Making something open source does not in any way make it safe, unless your enforcement plan is having lawyers look into it and in which case you end up with lawsuits and likely endless litigation that results in a closed platform again. Tesla's calculation is that no one will enforce safety controls or standards compliance on them, and to be fair to date they (Tesla) are right.

> Personally I would consider any watchdog error that was not directly related to a hardware fault (say a bitflip) as a failure and I'd like to have my car report such failures.

This is an opinion and does not properly account for the multitude of scenarios that must be dealt with in automotive. Automotive, unlike aerospace, rarely has failover hardware or in some cases even A/B partitions on the disk for failover in software. Add in the need to process signals in real time and you will encounter situations where use of a health check (watchdog timer) is an appropriate response, and the use of one should not need to be reported.

> embedded software developers do not get to claim the high ground around what they consider safe or unsafe given the code from that world that I've had my eyes on.

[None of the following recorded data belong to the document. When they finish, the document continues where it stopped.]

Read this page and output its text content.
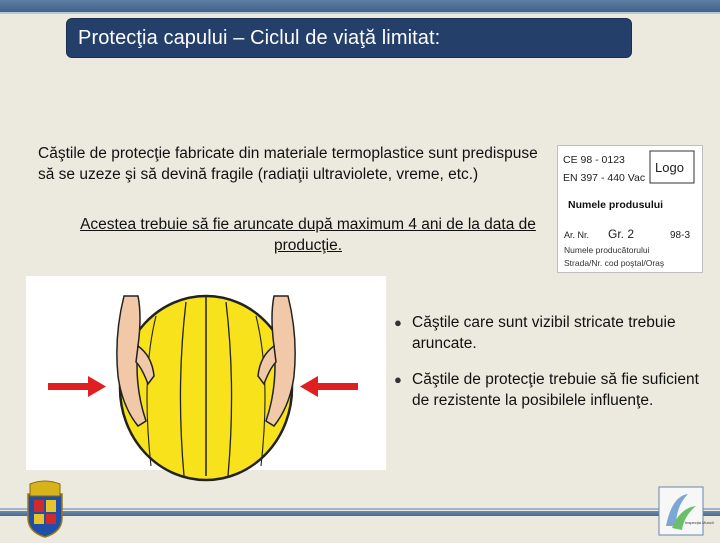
Protecţia capului – Ciclul de viaţă limitat:
Căştile de protecţie fabricate din materiale termoplastice sunt predispuse să se uzeze şi să devină fragile (radiaţii ultraviolete, vreme, etc.)
Acestea trebuie să fie aruncate după maximum 4 ani de la data de producţie.
CE 98 - 0123
EN 397 - 440 Vac
Logo
Numele produsului
Ar. Nr. Gr. 2	98-3
Numele producătorului
Strada/Nr. cod poştal/Oraş
● Căştile care sunt vizibil stricate trebuie aruncate.
● Căştile de protecţie trebuie să fie suficient de rezistente la posibilele influenţe.
Inspecţia Muncii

They (embedded software developers) don't make such claims; when something is safety certified, an external third party does the validation and verification and asserts that an implementation and processes are either safe or not. In the EU this is usually done by TUV (https://www.tuv.com/world/en/) or Horiba-Mira (https://www.horiba-mira.com/).

This gets extremely complex as this is often hard tied to the hardware (support for a safety island, how memory is managed on the SOC, etc) and the overall E/E architecture (selected messaging protocol for the backbone) and layout of the vehicle. Analyzing a system of systems to determine all the possible impacts and make sure that the chance of failure is small enough to be acceptable is a hard problem to solve and not one any single engineer does.

I got a friend who was almost killed by traction control. Pulling out of his driveway onto a 3 lane road, and having 2 cars 1 overtaking come around the corner very fast. He tried to punch it to get out of the way but: ”computer says no”. Longest 2 seconds of his life he reckons, waiting for the gas pedal to work again. Both cars had to brake very heavily.

"Safety"

Yes. That sort of thing. I had a 2015 model C-class Mercedes make two fairly serious attempts at killing me before I got rid of it. The first time it could have been a glitch, the second was so obviously borked that I still wonder why they released that stuff on the road. And no way to disable that 'feature'. I'd have loved to analyze what exactly went wrong there and why a bridge and an advertisement by the side of the road were classified as imminent frontal collision.

My present car just does what I tell it to, no gizmos. It may be statistically less safe (I'm willing to believe that) but at least it doesn't actively try to kill me in the name of keeping me safe.